Но не выдержал я и трёх дней.
Поздно вечером, крадучись, хоронясь от людей, как вор, заглянул я в её окно. Несколько дней следил за ней, скрывая лицо капюшоном, и хотя она, как и другие, была в широком чёрном плаще, я безошибочно находил её среди прочих, а она меня не замечала, и немудрено – велик мой опыт в наблюдении.
Не скажешь по ней никогда, что она ведьма, но ведьмы тем и сильны, что умеют походить на обычных людей. Она вела тихую жизнь. Но я-то знал, что делает она это лишь для того, чтоб отвести от себя подозрения.

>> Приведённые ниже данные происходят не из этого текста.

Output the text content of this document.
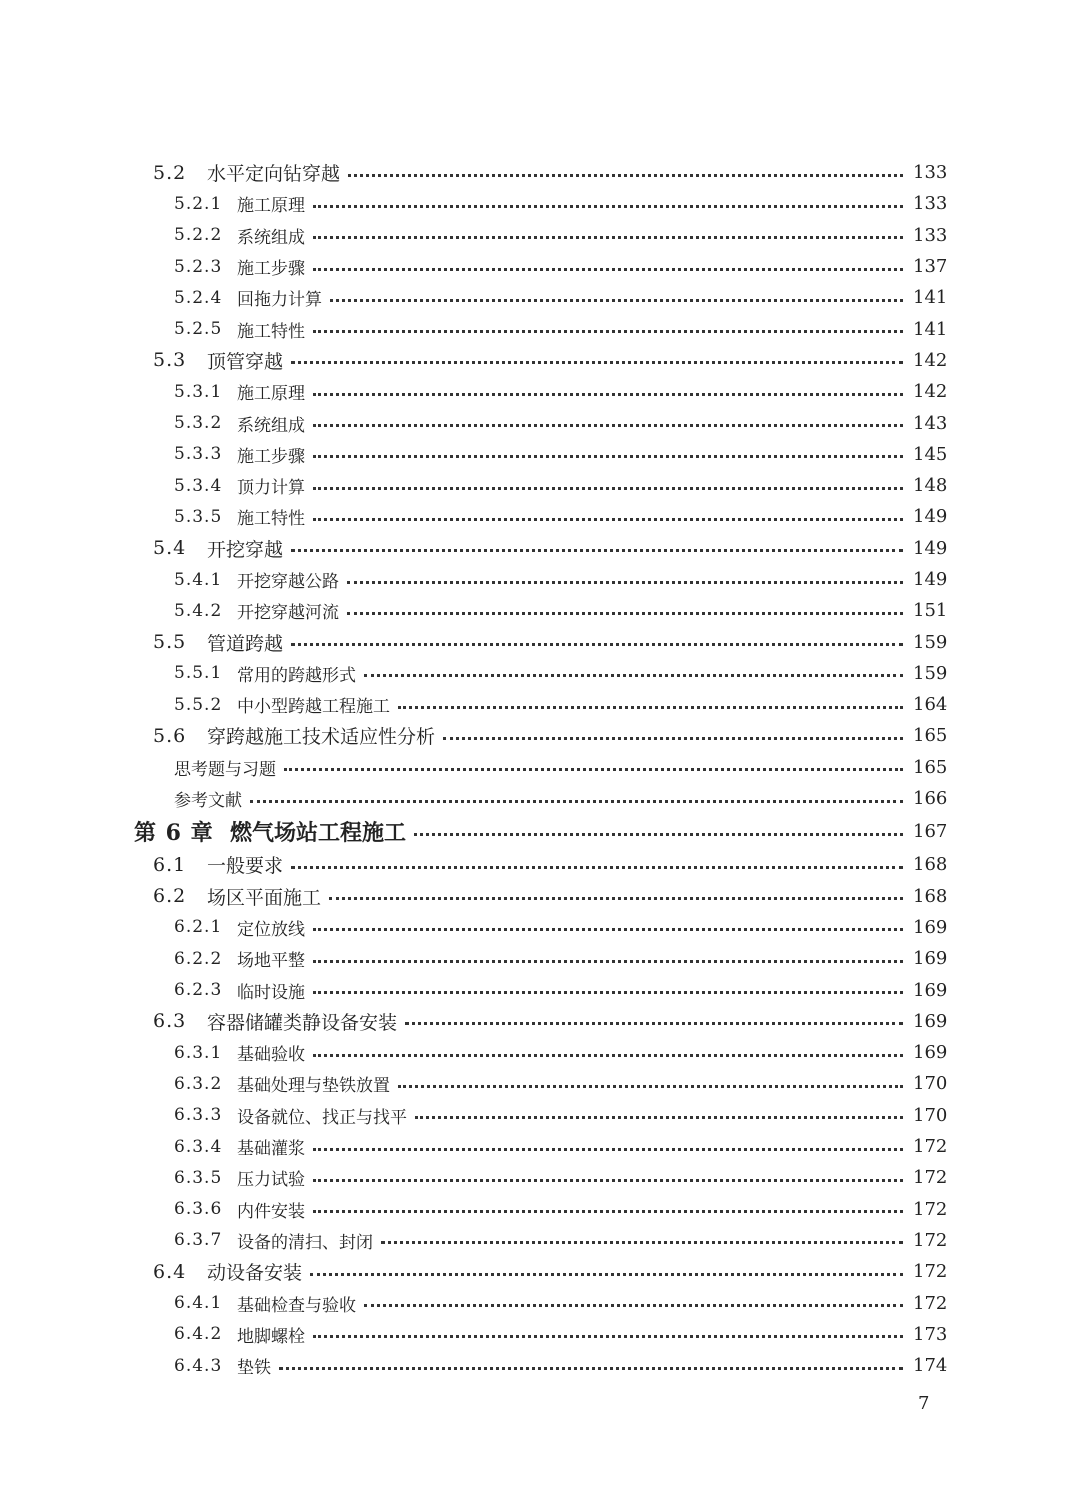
5.2	水平定向钻穿越	133
5.2.1 施工原理	133
5.2.2 系统组成	133
5.2.3 施工步骤	137
5.2.4 回拖力计算	141
5.2.5 施工特性	141
5.3	顶管穿越	142
5.3.1 施工原理	142
5.3.2 系统组成	143
5.3.3 施工步骤	145
5.3.4 顶力计算	148
5.3.5 施工特性	149
5.4	开挖穿越	149
5.4.1 开挖穿越公路	149
5.4.2 开挖穿越河流	151
5.5	管道跨越	159
5.5.1 常用的跨越形式	159
5.5.2 中小型跨越工程施工	164
5.6	穿跨越施工技术适应性分析	165
思考题与习题	165
参考文献	166
第 6 章 燃气场站工程施工	167
6.1	一般要求	168
6.2	场区平面施工	168
6.2.1 定位放线	169
6.2.2 场地平整	169
6.2.3 临时设施	169
6.3	容器储罐类静设备安装	169
6.3.1 基础验收	169
6.3.2 基础处理与垫铁放置	170
6.3.3 设备就位、找正与找平	170
6.3.4 基础灌浆	172
6.3.5 压力试验	172
6.3.6 内件安装	172
6.3.7 设备的清扫、封闭	172
6.4	动设备安装	172
6.4.1 基础检查与验收	172
6.4.2 地脚螺栓	173
6.4.3 垫铁	174
7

Семь дней и семь ночей я следил за ней, а потом пришёл к ней. Нет мне прощения!
– Я знала, что ты вернёшься! – воскликнула она с радостью.
Она околдовала, опутала меня и даже не сомневалась в своей колдовской силе.
Что бы сказал мой учитель, если бы узнал, в какую западню, в какую ловушку угодил его верный ученик, с малых лет стремившийся очистить всё от скверны, освободить от дьявола, низвергнуть его в пучину, чтобы утратил он свою способность совращать людей, и снизошла на землю высшая благодать. Теперь его любимый ученик сам попустительствует скверне, укрывая ведьму, греша с ней, не имея сил от неё отказаться и отдать её в руки правосудия.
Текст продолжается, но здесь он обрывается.